The appointment of an emergency manager could also create a potentially awkward political situation. Wayne County is considered one of Michigan’s Democratic strongholds, and Gov. Rick Snyder is a Republican.
So far, only one of the city’s 10 full-time labor units, the International Union of Operating Engineers Local 324, has agreed to benefit modifications that are in line with the recovery plan, according to James Canning, a spokesman for the county executive’s office.
Canning noted on Wednesday that while Evans would like to see deals reached with public workers at the bargaining table, the legal authority in the consent agreement will provide the county with extra leverage should negotiations reach an impasse.
Under Michigan’s Public Employment Relations Act, local jurisdictions with financial emergency consent agreements are not subject to collective bargaining. This means that the county could move to achieve some of the goals in the recovery plan without union buy-in.
“It would allow us to impose the savings we need upon the bargaining units,” Canning said of the consent agreement. But discussions between unions and the county are ongoing and he emphasized that for the time being “we’re going to continue to negotiate in good faith.”

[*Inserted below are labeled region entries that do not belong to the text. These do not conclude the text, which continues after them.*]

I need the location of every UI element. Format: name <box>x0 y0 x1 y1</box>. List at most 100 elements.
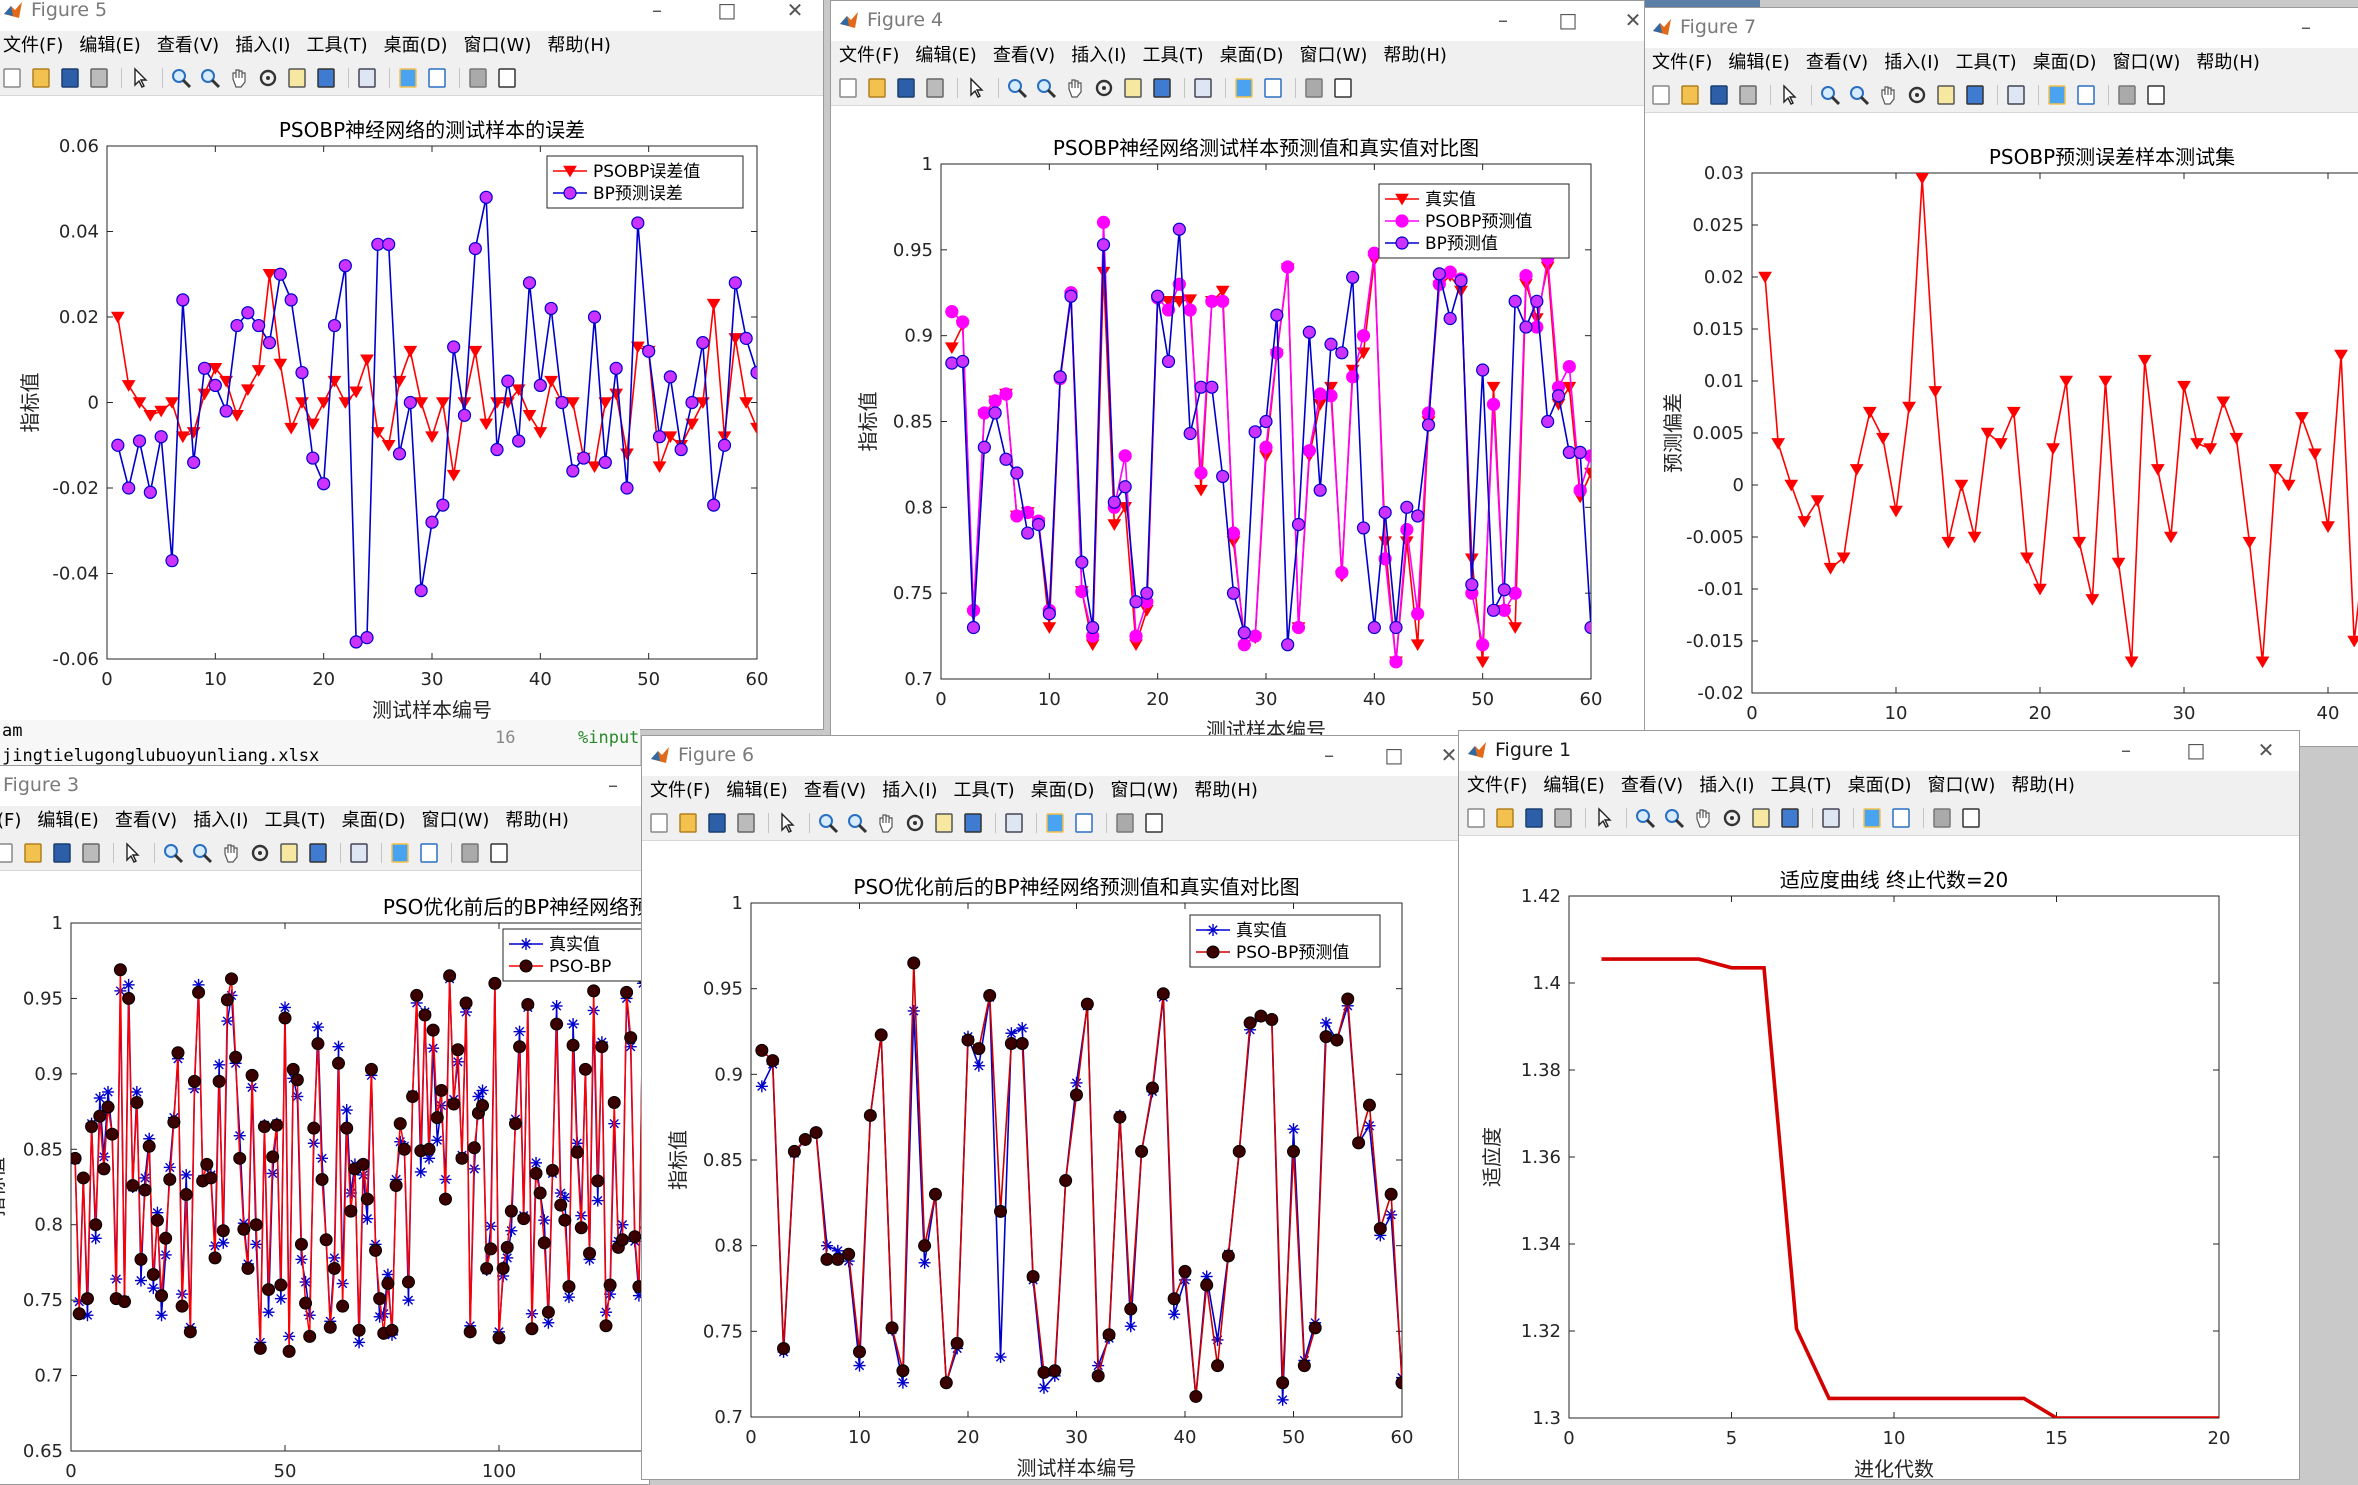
minimize-button[interactable]: – <box>1481 3 1525 37</box>
figure-4-window[interactable]: Figure 4 – □ ✕ 文件(F) 编辑(E) 查看(V) 插入(I) 工具(T)… <box>830 0 1645 740</box>
pan-icon[interactable] <box>220 842 242 864</box>
new-file-icon[interactable] <box>648 812 670 834</box>
menu-view[interactable]: 查看(V) <box>1806 48 1868 78</box>
new-file-icon[interactable] <box>1 67 23 89</box>
brush-icon[interactable] <box>315 67 337 89</box>
legend-icon[interactable] <box>1890 807 1912 829</box>
link-plot-icon[interactable] <box>2005 84 2027 106</box>
zoom-out-icon[interactable] <box>191 842 213 864</box>
menu-desktop[interactable]: 桌面(D) <box>384 31 448 61</box>
data-cursor-icon[interactable] <box>1750 807 1772 829</box>
plot-area[interactable]: 0 10 20 30 40 50 60 1 0.95 0.9 0.85 0.8 0.75 0.7 PSOBP… <box>831 106 1644 739</box>
brush-icon[interactable] <box>1779 807 1801 829</box>
legend-icon[interactable] <box>426 67 448 89</box>
title-bar[interactable]: Figure 7 – <box>1644 8 2358 48</box>
colorbar-icon[interactable] <box>397 67 419 89</box>
zoom-out-icon[interactable] <box>1663 807 1685 829</box>
menu-tools[interactable]: 工具(T) <box>1956 48 2017 78</box>
legend-icon[interactable] <box>1262 77 1284 99</box>
hide-tools-icon[interactable] <box>1303 77 1325 99</box>
rotate-icon[interactable] <box>257 67 279 89</box>
rotate-icon[interactable] <box>1093 77 1115 99</box>
maximize-button[interactable]: □ <box>1372 738 1416 772</box>
menu-tools[interactable]: 工具(T) <box>1771 771 1832 801</box>
hide-tools-icon[interactable] <box>467 67 489 89</box>
menu-edit[interactable]: 编辑(E) <box>1543 771 1604 801</box>
maximize-button[interactable]: □ <box>1546 3 1590 37</box>
new-file-icon[interactable] <box>0 842 15 864</box>
colorbar-icon[interactable] <box>1233 77 1255 99</box>
new-file-icon[interactable] <box>1650 84 1672 106</box>
hide-tools-icon[interactable] <box>1114 812 1136 834</box>
open-file-icon[interactable] <box>677 812 699 834</box>
zoom-in-icon[interactable] <box>170 67 192 89</box>
dock-icon[interactable] <box>496 67 518 89</box>
minimize-button[interactable]: – <box>2104 733 2148 767</box>
link-plot-icon[interactable] <box>1820 807 1842 829</box>
open-file-icon[interactable] <box>22 842 44 864</box>
menu-file[interactable]: 文件(F) <box>3 31 63 61</box>
colorbar-icon[interactable] <box>389 842 411 864</box>
colorbar-icon[interactable] <box>2046 84 2068 106</box>
data-cursor-icon[interactable] <box>1935 84 1957 106</box>
pointer-icon[interactable] <box>129 67 151 89</box>
menu-edit[interactable]: 编辑(E) <box>37 806 98 836</box>
menu-window[interactable]: 窗口(W) <box>1928 771 1996 801</box>
menu-edit[interactable]: 编辑(E) <box>79 31 140 61</box>
figure-5-window[interactable]: Figure 5 – □ ✕ 文件(F) 编辑(E) 查看(V) 插入(I) 工具(T)… <box>0 0 824 730</box>
pan-icon[interactable] <box>1877 84 1899 106</box>
title-bar[interactable]: Figure 5 – □ ✕ <box>0 0 823 31</box>
menu-edit[interactable]: 编辑(E) <box>1728 48 1789 78</box>
zoom-in-icon[interactable] <box>1006 77 1028 99</box>
link-plot-icon[interactable] <box>1003 812 1025 834</box>
data-cursor-icon[interactable] <box>278 842 300 864</box>
close-button[interactable]: ✕ <box>773 0 817 27</box>
print-icon[interactable] <box>80 842 102 864</box>
data-cursor-icon[interactable] <box>286 67 308 89</box>
menu-file[interactable]: 文件(F) <box>1467 771 1527 801</box>
pointer-icon[interactable] <box>1778 84 1800 106</box>
rotate-icon[interactable] <box>1721 807 1743 829</box>
menu-help[interactable]: 帮助(H) <box>505 806 569 836</box>
menu-window[interactable]: 窗口(W) <box>1300 41 1368 71</box>
menu-file[interactable]: 文件(F) <box>839 41 899 71</box>
data-cursor-icon[interactable] <box>1122 77 1144 99</box>
print-icon[interactable] <box>88 67 110 89</box>
dock-icon[interactable] <box>2145 84 2167 106</box>
colorbar-icon[interactable] <box>1044 812 1066 834</box>
menu-insert[interactable]: 插入(I) <box>193 806 248 836</box>
print-icon[interactable] <box>1737 84 1759 106</box>
dock-icon[interactable] <box>488 842 510 864</box>
open-file-icon[interactable] <box>866 77 888 99</box>
figure-6-window[interactable]: Figure 6 – □ ✕ 文件(F) 编辑(E) 查看(V) 插入(I) 工具(T)… <box>641 735 1461 1480</box>
close-button[interactable]: ✕ <box>1611 3 1644 37</box>
plot-area[interactable]: 0 10 20 30 40 50 60 0.06 0.04 0.02 0 -0.02 -0.04 -0.0… <box>0 96 823 729</box>
dock-icon[interactable] <box>1332 77 1354 99</box>
print-icon[interactable] <box>924 77 946 99</box>
dock-icon[interactable] <box>1960 807 1982 829</box>
hide-tools-icon[interactable] <box>1931 807 1953 829</box>
colorbar-icon[interactable] <box>1861 807 1883 829</box>
new-file-icon[interactable] <box>1465 807 1487 829</box>
plot-area[interactable]: 0 5 10 15 20 1.42 1.4 1.38 1.36 1.34 1.32 1.3 适应度曲线 … <box>1459 836 2299 1479</box>
menu-help[interactable]: 帮助(H) <box>547 31 611 61</box>
menu-desktop[interactable]: 桌面(D) <box>342 806 406 836</box>
menu-desktop[interactable]: 桌面(D) <box>1031 776 1095 806</box>
menu-tools[interactable]: 工具(T) <box>307 31 368 61</box>
menu-tools[interactable]: 工具(T) <box>954 776 1015 806</box>
menu-help[interactable]: 帮助(H) <box>1194 776 1258 806</box>
close-button[interactable]: ✕ <box>2244 733 2288 767</box>
brush-icon[interactable] <box>1964 84 1986 106</box>
zoom-in-icon[interactable] <box>1819 84 1841 106</box>
menu-desktop[interactable]: 桌面(D) <box>1848 771 1912 801</box>
pan-icon[interactable] <box>228 67 250 89</box>
menu-window[interactable]: 窗口(W) <box>2113 48 2181 78</box>
hide-tools-icon[interactable] <box>459 842 481 864</box>
save-icon[interactable] <box>51 842 73 864</box>
plot-area[interactable]: 0 50 100 1 0.95 0.9 0.85 0.8 0.75 0.7 0.65 PSO优化前后的… <box>0 871 649 1484</box>
link-plot-icon[interactable] <box>356 67 378 89</box>
menu-window[interactable]: 窗口(W) <box>464 31 532 61</box>
plot-area[interactable]: 0 10 20 30 40 0.03 0.025 0.02 0.015 0.01 0.005 0 -0.… <box>1644 113 2358 746</box>
hide-tools-icon[interactable] <box>2116 84 2138 106</box>
zoom-out-icon[interactable] <box>846 812 868 834</box>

The county has already identified about $23 million in savings, according to Canning, which will go toward addressing the structural budget deficit that has averaged roughly $52 million during the last four years. The county is looking to make up the difference, he said, with concessions from public employee unions.
Requests for comment from AFSCME Council 25, which represents about 2,000 workers in Wayne County, went unreturned.
But last week, the Detroit Free Press reported that Council 25 President Al Garrett said his preference for resolving the financial emergency was neutral evaluation. In characterizing the consent agreement process, he said the intent is to “screw collective bargaining.”
Some of the numbers surrounding the financial emergency are daunting.
The county executive’s office has said that the county needs about $910 million in order to fully fund its pension system. That amount comes on top of roughly $1.3 billion in unfunded healthcare liabilities. Evans has also said that the county’s pension system is in worse shape than Detroit’s when the city filed for bankruptcy, and that it is only about 45 percent funded.
While the recovery plan floated earlier this year does not include reductions to vested pension rights for retired or active employees, it does propose changes related to retirement age requirements, employee contribution rates and how average final compensation is calculated. The average final compensation figure is a factor used to calculate pension benefits.
The plan also calls for the elimination of healthcare benefits for future retirees and a 5 percent wage cut for most employees, with an exception for nurses, police officers and prosecutors.
As the financial emergency process continues, the county is also moving toward finalizing a settlement that would bring an end to a legal case lodged by retired public employees, who claimed that the jurisdiction had unfairly decreased their healthcare benefits. The settlement involves transitioning the retirees off of county-funded healthcare plans and providing them with a monthly stipend instead.
In addition to the fiscal challenges tied to labor costs, the county is also paying debt service on bonds issued in 2010 to build a jail that remains unfinished. Construction was halted in 2013, after revised estimates showed the final cost of the project ballooning from about $300 million to around $391 million. The county has also seen declines in property tax revenue in recent years, adding further strain to its finances.
Scorsone said something to watch as the situation evolves would be recovery plan projections on revenue and spending.
"These recovery plans are nothing but assumptions," he said. "How reasonable are those assumptions?"
Bill Lucia is a Reporter for Government Executive’s Route Fifty.